There's a point at which The Fed's actions reach into the realm of rank politicking and attempts to protect their "chosen many" from their own foibles; we've certainly seen plenty of games played in the last three years.
But this paper, sent to Congress unsolicited, apparently went too far for even the Journal's bankster-crank-stroking reflexes. Among other things it said:
In this report, we provide a framework for thinking about directions policymakers might take to help the housing market. Our goal is not to provide a detailed blueprint, but rather to outline issues and tradeoffs that policymakers might consider. We caution, however, that although policy action in these areas could facilitate the recovery of the housing market, economic losses will remain, and these losses must ultimately be allocated among homeowners, lenders, guarantors, investors, and taxpayers.
This is where the problem is, of course. Where does the government get the right to "allocate losses" through interventions? The dirty little secret about the housing mess is that:
- The Fed was largely complicit in causing the housing bubble. In fact, Greenspan intentionally stoked this speculative orgy and further, both he and Bernanke intentionally averted their eyes from the monstrous credit expansion that "maintained" economic output and which was utterly unsustainable -- a mathematical fact that was obvious to anyone who bothered to look at the very data The Fed maintains! In other words The Fed is now trying to find ways to evade responsibility for what it did.
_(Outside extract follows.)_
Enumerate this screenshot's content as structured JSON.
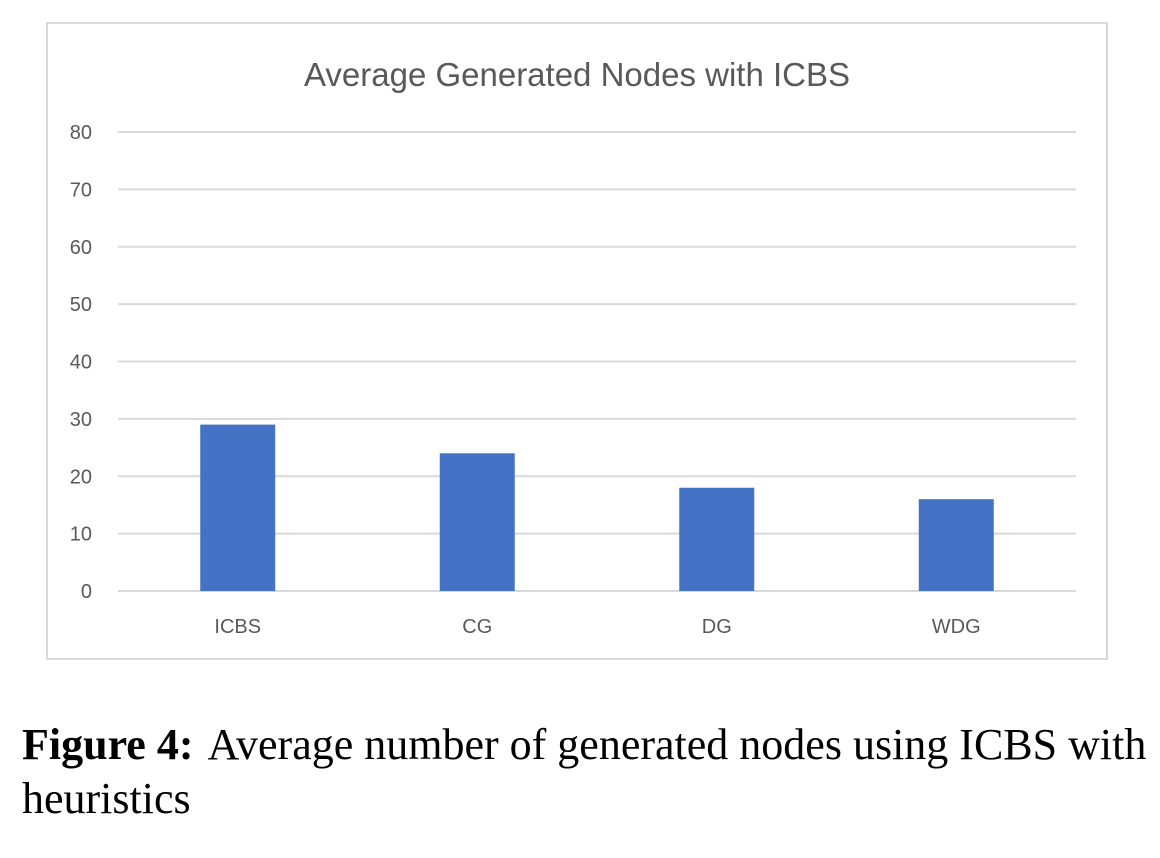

- The losses are real but being hidden by further Fed actions! Just one example is the hundreds of billions of dollars of second lines (Home Equity and "Silent Second" mortgages) that are behind underwater, non-performing first line mortgages. These have an actual net present value in a foreclosure of zero, as they're not entitled to one penny of recovery until every dollar of the first is satisfied, and the first is underwater and thus will not be fully recovered. All of our large banks have monstrous exposures in this regard -- almost none of these loans were securitized and thus they are all sitting on bank balance sheets, most at nearly 100 cents on the dollar. These accounting values are fictions.
Denninger is absolutely dead on here, and I really have little to add. Our federal government (along with the Fed) has increasingly decided that it is their job to determine winners and losers in the economy. "Loss allocation" is not a central government function, nor should it be. The potential for unintended consequences and conflicts of interest is simply too high, a fact that some people in government still recognize and appreciate.The reason that The Fed and our Government are desperate to hide these losses, praying for a miracle to somehow keep them from being recognized, is quite simple -- these long-duration investments are typically held by insurance companies and pension funds. Recognition of these losses will cause the allegedly "healthy" firms and funds that hold this paper to be shown to be severely impaired or worse.
We can hide these losses as long as we want, but sooner or later it's clear where they will end up--on the backs of taxpayers, those who are paying the least attention. If you don't explicitly refuse to take these losses, you're going to end up with them by default. Therefore, ignore these games that the Fed is playing at your own peril--it's your money that's at stake.